The study showed a high level of risky sexual behavior among the participants. Over half of the participants practice pre-marital sex, have multiple sexual partners and do not use condom consistently during sexual intercourse. In addition, about half of the participants share sharp objects with people and about a third of the few married ones among them practice extramarital sex. The practice of these high risk behaviours is not compatible with high knowledge of HIV transmission and prevention exhibited by all the participants. This shows that the participants’ practice of preventive measures is still poor despite very high knowledge about HIV transmission and prevention. Although knowledge about a disease is a prerequisite for change, it has however been demonstrated that high knowledge about AIDS is not a predictor for behavioural change21, 22
Since there is no cure for HIV/AIDS at present, most activities are aimed at reducing HIV transmission. Apart from abstinence, the next most effective preventive measure against HIV/AIDS is use of condom during sexual intercourse. Thus the proportion of sexually active students who do not use condom during sexual intercourse suggest that current strategies are inadequate. Among the students that use condom, a significantly higher percentage of males use condom during sexual intercourse compared to females. This may be because some people especially females are not assertive enough to negotiate condom use with their sexual partners.23
Low risk perception of self-vulnerability was observed among the participants as over half of them think they are not at risk of contracting HIV infection. The acceptance of preventive measures depend largely on the degree to which the target population actually feels that HIV/AIDS is a real threat to them. Majority of those who have low risk perception of self-vulnerability practice risky sexual behaviours such as having multiple sexual partners, not practicing abstinence, not using condom during sexual intercourse than those who have high risk perception of self-vulnerability. Similar findings have been reported by other studies.14, 17, 24 This low risk perception of self-vulnerability to HIV infection is important as it may likely influence the attitude of the participants towards risky sexual behavior and practice of preventive measures.
Conclusions
Awareness and knowledge on certain aspects of HIV/AIDS is very high among the students of Ebonyi state University, south eastern Nigeria. However, despite high knowledge about HIV transmission and prevention, students still engage in high risk sexual behavior such as practicing pre-marital sex, having multiple sexual partners, non use or inconsistent use of condom during sexual intercourse and sharing unsterilized sharp objects. This is probably due to low perception of self-vulnerability to HIV infection among the students.

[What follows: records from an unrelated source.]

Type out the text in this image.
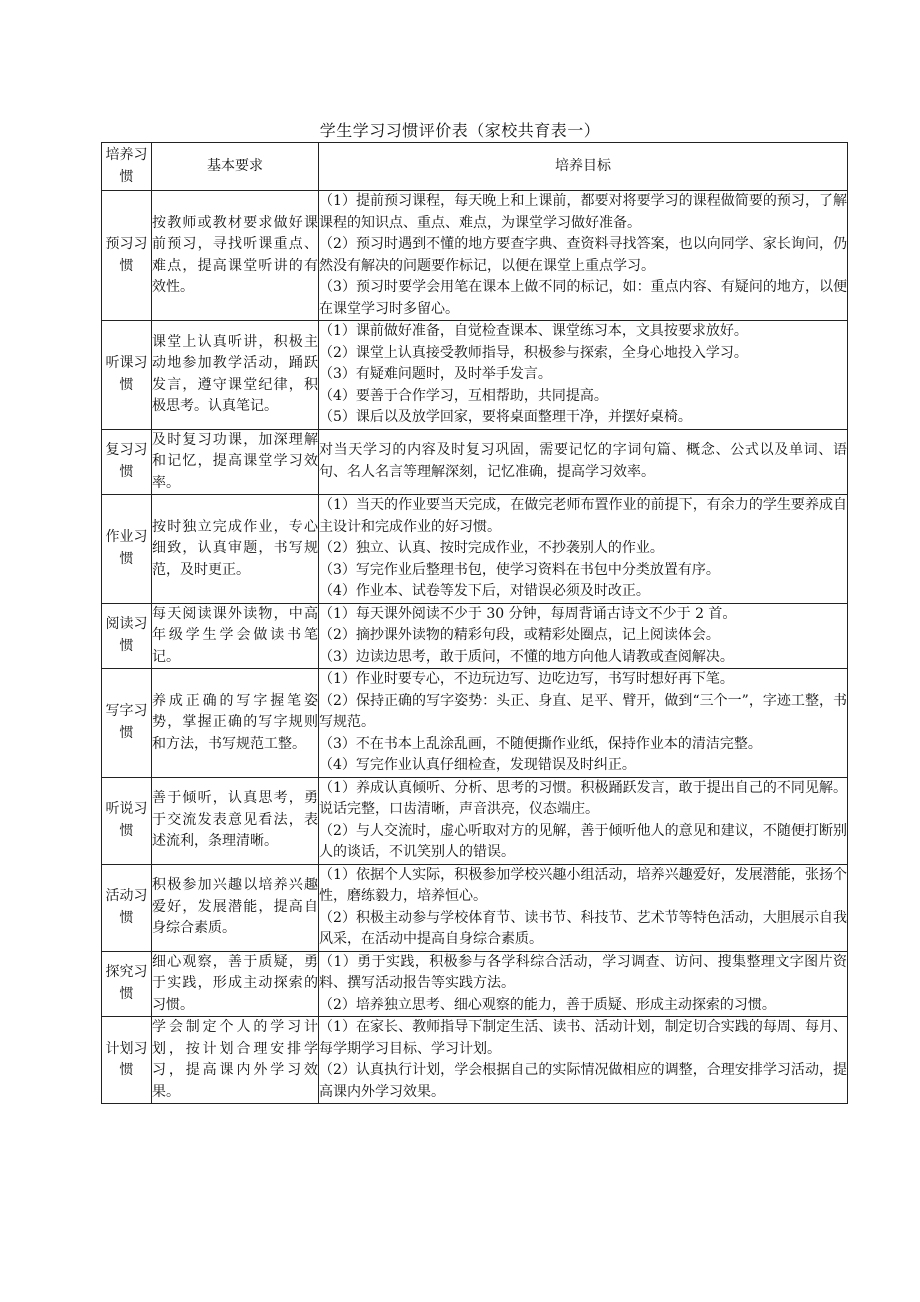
学生学习习惯评价表（家校共育表一）
培养习惯	基本要求	培养目标
预习习惯	按教师或教材要求做好课前预习，寻找听课重点、难点，提高课堂听讲的有效性。	（1）提前预习课程，每天晚上和上课前，都要对将要学习的课程做简要的预习，了解课程的知识点、重点、难点，为课堂学习做好准备。

（2）预习时遇到不懂的地方要查字典、查资料寻找答案，也以向同学、家长询问，仍然没有解决的问题要作标记，以便在课堂上重点学习。

（3）预习时要学会用笔在课本上做不同的标记，如：重点内容、有疑问的地方，以便在课堂学习时多留心。

听课习惯	课堂上认真听讲，积极主动地参加教学活动，踊跃发言，遵守课堂纪律，积极思考。认真笔记。	（1）课前做好准备，自觉检查课本、课堂练习本，文具按要求放好。

（2）课堂上认真接受教师指导，积极参与探索，全身心地投入学习。

（3）有疑难问题时，及时举手发言。

（4）要善于合作学习，互相帮助，共同提高。

（5）课后以及放学回家，要将桌面整理干净，并摆好桌椅。

复习习惯	及时复习功课，加深理解和记忆，提高课堂学习效率。	对当天学习的内容及时复习巩固，需要记忆的字词句篇、概念、公式以及单词、语句、名人名言等理解深刻，记忆准确，提高学习效率。

作业习惯	按时独立完成作业，专心细致，认真审题，书写规范，及时更正。	（1）当天的作业要当天完成，在做完老师布置作业的前提下，有余力的学生要养成自主设计和完成作业的好习惯。

（2）独立、认真、按时完成作业，不抄袭别人的作业。

（3）写完作业后整理书包，使学习资料在书包中分类放置有序。

（4）作业本、试卷等发下后，对错误必须及时改正。

阅读习惯	每天阅读课外读物，中高年级学生学会做读书笔记。	（1）每天课外阅读不少于 30 分钟，每周背诵古诗文不少于 2 首。

（2）摘抄课外读物的精彩句段，或精彩处圈点，记上阅读体会。

（3）边读边思考，敢于质问，不懂的地方向他人请教或查阅解决。

写字习惯	养成正确的写字握笔姿势，掌握正确的写字规则和方法，书写规范工整。	（1）作业时要专心，不边玩边写、边吃边写，书写时想好再下笔。

（2）保持正确的写字姿势：头正、身直、足平、臂开，做到“三个一”，字迹工整，书写规范。

（3）不在书本上乱涂乱画，不随便撕作业纸，保持作业本的清洁完整。

（4）写完作业认真仔细检查，发现错误及时纠正。

听说习惯	善于倾听，认真思考，勇于交流发表意见看法，表述流利，条理清晰。	（1）养成认真倾听、分析、思考的习惯。积极踊跃发言，敢于提出自己的不同见解。说话完整，口齿清晰，声音洪亮，仪态端庄。

（2）与人交流时，虚心听取对方的见解，善于倾听他人的意见和建议，不随便打断别人的谈话，不讥笑别人的错误。

活动习惯	积极参加兴趣以培养兴趣爱好，发展潜能，提高自身综合素质。	（1）依据个人实际，积极参加学校兴趣小组活动，培养兴趣爱好，发展潜能，张扬个性，磨练毅力，培养恒心。

（2）积极主动参与学校体育节、读书节、科技节、艺术节等特色活动，大胆展示自我风采，在活动中提高自身综合素质。

探究习惯	细心观察，善于质疑，勇于实践，形成主动探索的习惯。	（1）勇于实践，积极参与各学科综合活动，学习调查、访问、搜集整理文字图片资料、撰写活动报告等实践方法。

（2）培养独立思考、细心观察的能力，善于质疑、形成主动探索的习惯。

计划习惯	学会制定个人的学习计划，按计划合理安排学习，提高课内外学习效果。	（1）在家长、教师指导下制定生活、读书、活动计划，制定切合实践的每周、每月、每学期学习目标、学习计划。

（2）认真执行计划，学会根据自己的实际情况做相应的调整，合理安排学习活动，提高课内外学习效果。
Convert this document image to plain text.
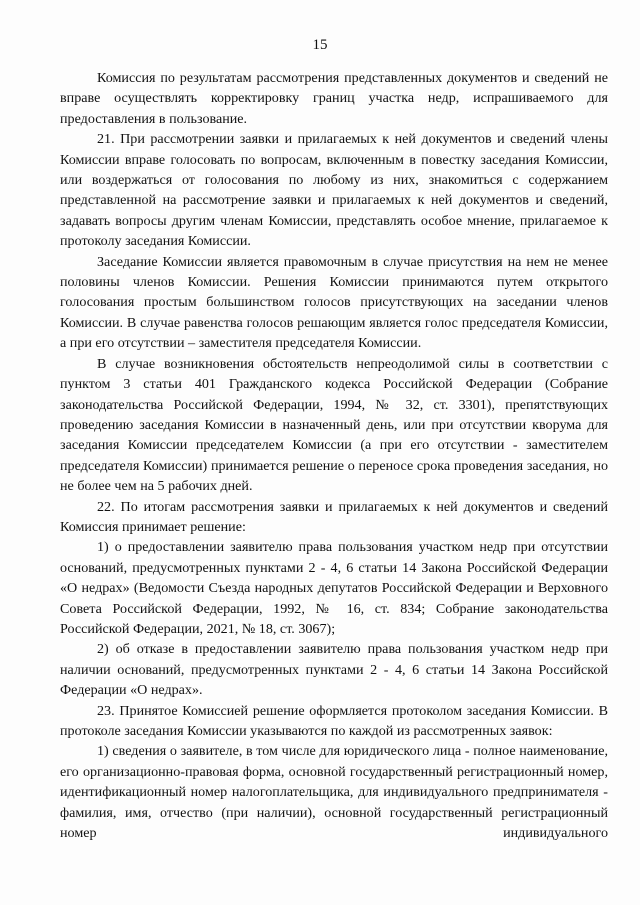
15

Комиссия по результатам рассмотрения представленных документов и сведений не вправе осуществлять корректировку границ участка недр, испрашиваемого для предоставления в пользование.

21. При рассмотрении заявки и прилагаемых к ней документов и сведений члены Комиссии вправе голосовать по вопросам, включенным в повестку заседания Комиссии, или воздержаться от голосования по любому из них, знакомиться с содержанием представленной на рассмотрение заявки и прилагаемых к ней документов и сведений, задавать вопросы другим членам Комиссии, представлять особое мнение, прилагаемое к протоколу заседания Комиссии.

Заседание Комиссии является правомочным в случае присутствия на нем не менее половины членов Комиссии. Решения Комиссии принимаются путем открытого голосования простым большинством голосов присутствующих на заседании членов Комиссии. В случае равенства голосов решающим является голос председателя Комиссии, а при его отсутствии – заместителя председателя Комиссии.

В случае возникновения обстоятельств непреодолимой силы в соответствии с пунктом 3 статьи 401 Гражданского кодекса Российской Федерации (Собрание законодательства Российской Федерации, 1994, № 32, ст. 3301), препятствующих проведению заседания Комиссии в назначенный день, или при отсутствии кворума для заседания Комиссии председателем Комиссии (а при его отсутствии - заместителем председателя Комиссии) принимается решение о переносе срока проведения заседания, но не более чем на 5 рабочих дней.

22. По итогам рассмотрения заявки и прилагаемых к ней документов и сведений Комиссия принимает решение:

1) о предоставлении заявителю права пользования участком недр при отсутствии оснований, предусмотренных пунктами 2 - 4, 6 статьи 14 Закона Российской Федерации «О недрах» (Ведомости Съезда народных депутатов Российской Федерации и Верховного Совета Российской Федерации, 1992, № 16, ст. 834; Собрание законодательства Российской Федерации, 2021, № 18, ст. 3067);

2) об отказе в предоставлении заявителю права пользования участком недр при наличии оснований, предусмотренных пунктами 2 - 4, 6 статьи 14 Закона Российской Федерации «О недрах».

23. Принятое Комиссией решение оформляется протоколом заседания Комиссии. В протоколе заседания Комиссии указываются по каждой из рассмотренных заявок:

1) сведения о заявителе, в том числе для юридического лица - полное наименование, его организационно-правовая форма, основной государственный регистрационный номер, идентификационный номер налогоплательщика, для индивидуального предпринимателя - фамилия, имя, отчество (при наличии), основной государственный регистрационный номер индивидуального
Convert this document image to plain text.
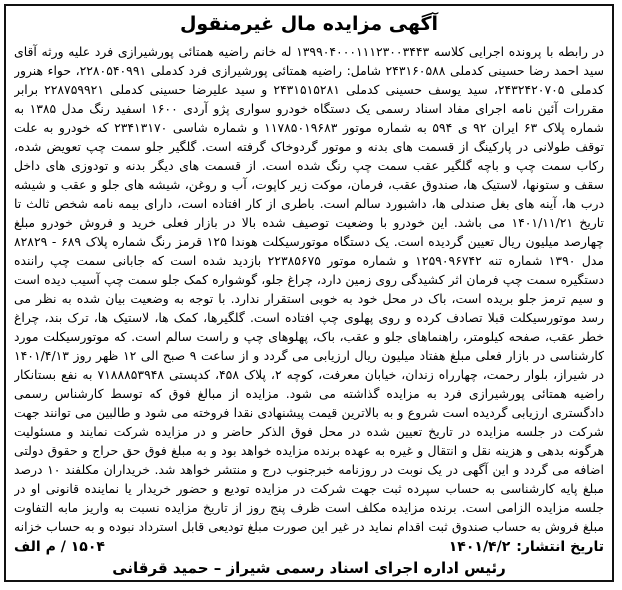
آگهی مزایده مال غیرمنقول
در رابطه با پرونده اجرایی کلاسه ۱۳۹۹۰۴۰۰۰۱۱۱۲۳۰۰۳۴۴۳ له خانم راضیه همتائی پورشیرازی فرد علیه ورثه آقای سید احمد رضا حسینی کدملی ۲۴۳۱۶۰۵۸۸ شامل: راضیه همتائی پورشیرازی فرد کدملی ۲۲۸۰۵۴۰۹۹۱، حواء هنرور کدملی ۲۴۳۲۴۲۰۷۰۵، سید یوسف حسینی کدملی ۲۴۳۱۵۱۵۲۸۱ و سید علیرضا حسینی کدملی ۲۲۸۷۵۹۹۲۱ برابر مقررات آئین نامه اجرای مفاد اسناد رسمی یک دستگاه خودرو سواری پژو آردی ۱۶۰۰ اسفید رنگ مدل ۱۳۸۵ به شماره پلاک ۶۳ ایران ۹۲ ی ۵۹۴ به شماره موتور ۱۱۷۸۵۰۱۹۶۸۳ و شماره شاسی ۲۳۴۱۳۱۷۰ که خودرو به علت توقف طولانی در پارکینگ از قسمت های بدنه و موتور گردوخاک گرفته است. گلگیر جلو سمت چپ تعویض شده، رکاب سمت چپ و باچه گلگیر عقب سمت چپ رنگ شده است. از قسمت های دیگر بدنه و تودوزی های داخل سقف و ستونها، لاستیک ها، صندوق عقب، فرمان، موکت زیر کاپوت، آب و روغن، شیشه های جلو و عقب و شیشه درب ها، آینه های بغل صندلی ها، داشبورد سالم است. باطری از کار افتاده است، دارای بیمه نامه شخص ثالث تا تاریخ ۱۴۰۱/۱۱/۲۱ می باشد. این خودرو با وضعیت توصیف شده بالا در بازار فعلی خرید و فروش خودرو مبلغ چهارصد میلیون ریال تعیین گردیده است. یک دستگاه موتورسیکلت هوندا ۱۲۵ قرمز رنگ شماره پلاک ۶۸۹ - ۸۲۸۲۹ مدل ۱۳۹۰ شماره تنه ۱۲۵۹۰۹۶۷۴۲ و شماره موتور ۲۲۳۸۵۶۷۵ بازدید شده است که جابانی سمت چپ راننده دستگیره سمت چپ فرمان اثر کشیدگی روی زمین دارد، چراغ جلو، گوشواره کمک جلو سمت چپ آسیب دیده است و سیم ترمز جلو بریده است، باک در محل خود به خوبی استقرار ندارد. با توجه به وضعیت بیان شده به نظر می رسد موتورسیکلت قبلا تصادف کرده و روی پهلوی چپ افتاده است. گلگیرها، کمک ها، لاستیک ها، ترک بند، چراغ خطر عقب، صفحه کیلومتر، راهنماهای جلو و عقب، باک، پهلوهای چپ و راست سالم است. که موتورسیکلت مورد کارشناسی در بازار فعلی مبلغ هفتاد میلیون ریال ارزیابی می گردد و از ساعت ۹ صبح الی ۱۲ ظهر روز ۱۴۰۱/۴/۱۳ در شیراز، بلوار رحمت، چهارراه زندان، خیابان معرفت، کوچه ۲، پلاک ۴۵۸، کدپستی ۷۱۸۸۸۵۳۹۴۸ به نفع بستانکار راضیه همتائی پورشیرازی فرد به مزایده گذاشته می شود. مزایده از مبالغ فوق که توسط کارشناس رسمی دادگستری ارزیابی گردیده است شروع و به بالاترین قیمت پیشنهادی نقدا فروخته می شود و طالبین می توانند جهت شرکت در جلسه مزایده در تاریخ تعیین شده در محل فوق الذکر حاضر و در مزایده شرکت نمایند و مسئولیت هرگونه بدهی و هزینه نقل و انتقال و غیره به عهده برنده مزایده خواهد بود و به مبلغ فوق حق حراج و حقوق دولتی اضافه می گردد و این آگهی در یک نوبت در روزنامه خبرجنوب درج و منتشر خواهد شد. خریداران مکلفند ۱۰ درصد مبلغ پایه کارشناسی به حساب سپرده ثبت جهت شرکت در مزایده تودیع و حضور خریدار یا نماینده قانونی او در جلسه مزایده الزامی است. برنده مزایده مکلف است ظرف پنج روز از تاریخ مزایده نسبت به واریز مابه التفاوت مبلغ فروش به حساب صندوق ثبت اقدام نماید در غیر این صورت مبلغ تودیعی قابل استرداد نبوده و به حساب خزانه
تاریخ انتشار:۱۴۰۱/۴/۲
۱۵۰۴ / م الف
رئیس اداره اجرای اسناد رسمی شیراز – حمید قرقانی
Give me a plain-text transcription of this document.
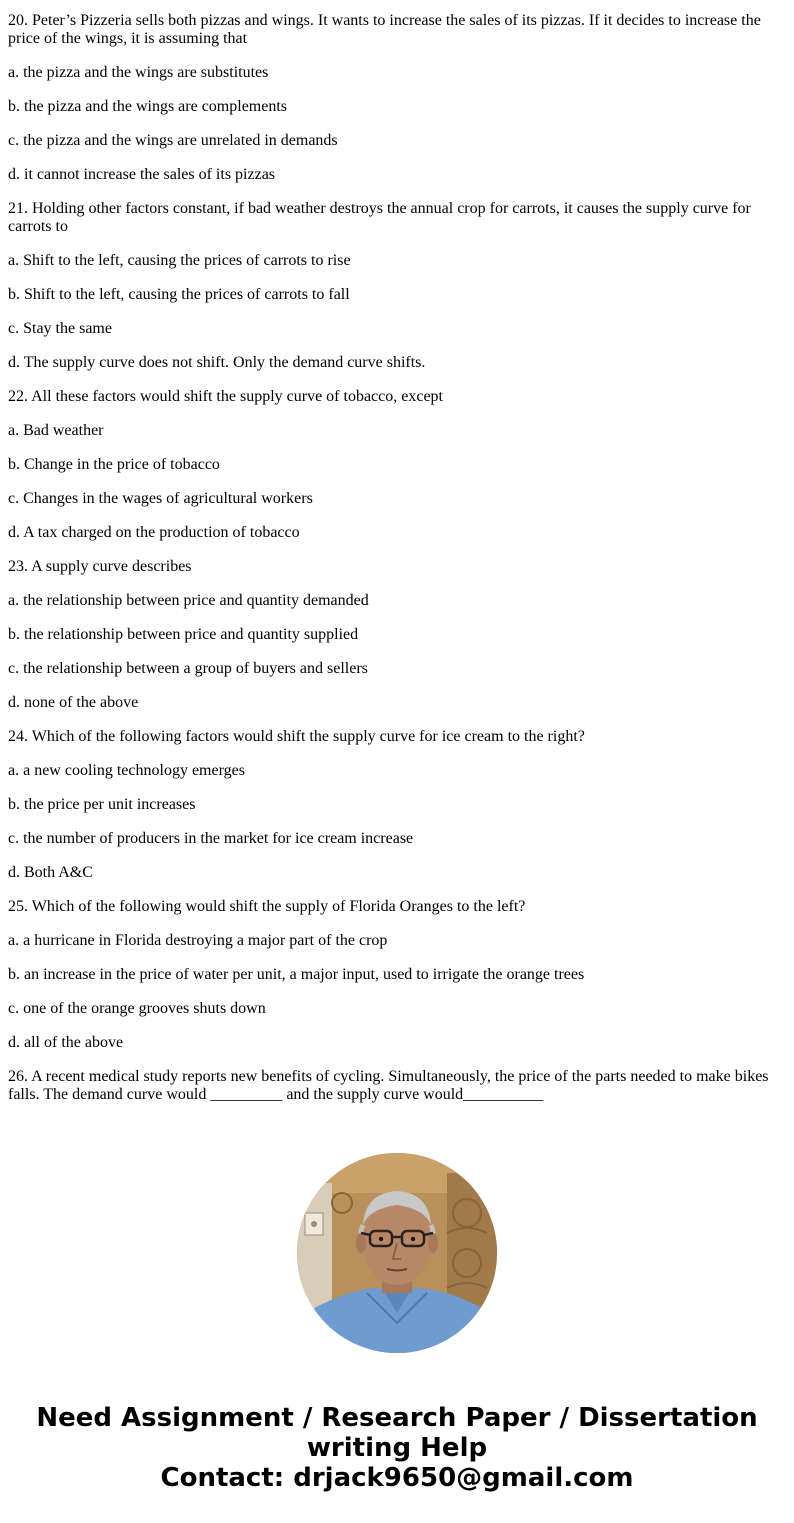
20. Peter’s Pizzeria sells both pizzas and wings. It wants to increase the sales of its pizzas. If it decides to increase the price of the wings, it is assuming that

a. the pizza and the wings are substitutes

b. the pizza and the wings are complements

c. the pizza and the wings are unrelated in demands

d. it cannot increase the sales of its pizzas

21. Holding other factors constant, if bad weather destroys the annual crop for carrots, it causes the supply curve for carrots to

a. Shift to the left, causing the prices of carrots to rise

b. Shift to the left, causing the prices of carrots to fall

c. Stay the same

d. The supply curve does not shift. Only the demand curve shifts.

22. All these factors would shift the supply curve of tobacco, except

a. Bad weather

b. Change in the price of tobacco

c. Changes in the wages of agricultural workers

d. A tax charged on the production of tobacco

23. A supply curve describes

a. the relationship between price and quantity demanded

b. the relationship between price and quantity supplied

c. the relationship between a group of buyers and sellers

d. none of the above

24. Which of the following factors would shift the supply curve for ice cream to the right?

a. a new cooling technology emerges

b. the price per unit increases

c. the number of producers in the market for ice cream increase

d. Both A&C

25. Which of the following would shift the supply of Florida Oranges to the left?

a. a hurricane in Florida destroying a major part of the crop

b. an increase in the price of water per unit, a major input, used to irrigate the orange trees

c. one of the orange grooves shuts down

d. all of the above

26. A recent medical study reports new benefits of cycling. Simultaneously, the price of the parts needed to make bikes falls. The demand curve would _________ and the supply curve would__________

Need Assignment / Research Paper / Dissertation
writing Help
Contact: drjack9650@gmail.com
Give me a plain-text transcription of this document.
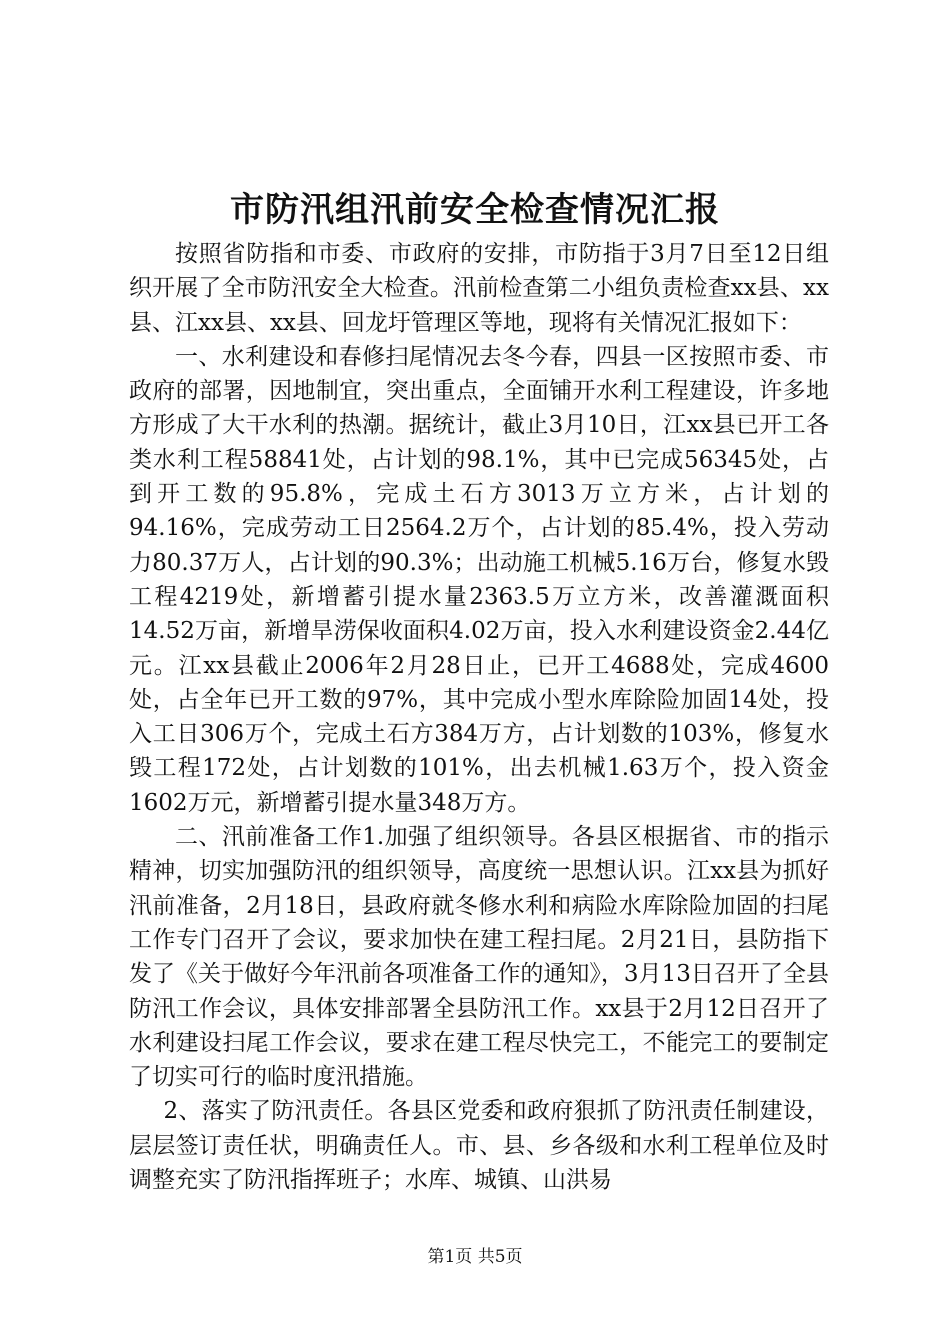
市防汛组汛前安全检查情况汇报

按照省防指和市委、市政府的安排，市防指于3月7日至12日组织开展了全市防汛安全大检查。汛前检查第二小组负责检查xx县、xx县、江xx县、xx县、回龙圩管理区等地，现将有关情况汇报如下：

一、水利建设和春修扫尾情况去冬今春，四县一区按照市委、市政府的部署，因地制宜，突出重点，全面铺开水利工程建设，许多地方形成了大干水利的热潮。据统计，截止3月10日，江xx县已开工各类水利工程58841处，占计划的98.1%，其中已完成56345处，占到开工数的95.8%，完成土石方3013万立方米，占计划的94.16%，完成劳动工日2564.2万个，占计划的85.4%，投入劳动力80.37万人，占计划的90.3%；出动施工机械5.16万台，修复水毁工程4219处，新增蓄引提水量2363.5万立方米，改善灌溉面积14.52万亩，新增旱涝保收面积4.02万亩，投入水利建设资金2.44亿元。江xx县截止2006年2月28日止，已开工4688处，完成4600处，占全年已开工数的97%，其中完成小型水库除险加固14处，投入工日306万个，完成土石方384万方，占计划数的103%，修复水毁工程172处，占计划数的101%，出去机械1.63万个，投入资金1602万元，新增蓄引提水量348万方。

二、汛前准备工作1.加强了组织领导。各县区根据省、市的指示精神，切实加强防汛的组织领导，高度统一思想认识。江xx县为抓好汛前准备，2月18日，县政府就冬修水利和病险水库除险加固的扫尾工作专门召开了会议，要求加快在建工程扫尾。2月21日，县防指下发了《关于做好今年汛前各项准备工作的通知》，3月13日召开了全县防汛工作会议，具体安排部署全县防汛工作。xx县于2月12日召开了水利建设扫尾工作会议，要求在建工程尽快完工，不能完工的要制定了切实可行的临时度汛措施。

2、落实了防汛责任。各县区党委和政府狠抓了防汛责任制建设，层层签订责任状，明确责任人。市、县、乡各级和水利工程单位及时调整充实了防汛指挥班子；水库、城镇、山洪易

第1页 共5页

Failure to perceive HIV infection as a personal risk has prevented majority of the students from making commitment to sexual behavior change. Health education should therefore be refocused in such a way as to fortify the very high knowledge about HIV transmission and prevention, as well as to change the low perception of self-vulnerability to HIV infection observed among the students. This will help to improve their practice of safe lifestyles and reduce the incidence of HIV infection and death recorded among the youth.
Acknowledgements
The authors wish to thank the management of Ebonyi State University for permission to carry out the study. We are grateful to the concerned Deans and Heads of Departments for their support and assistance in mobilizing the students, and to the students who participated in the study.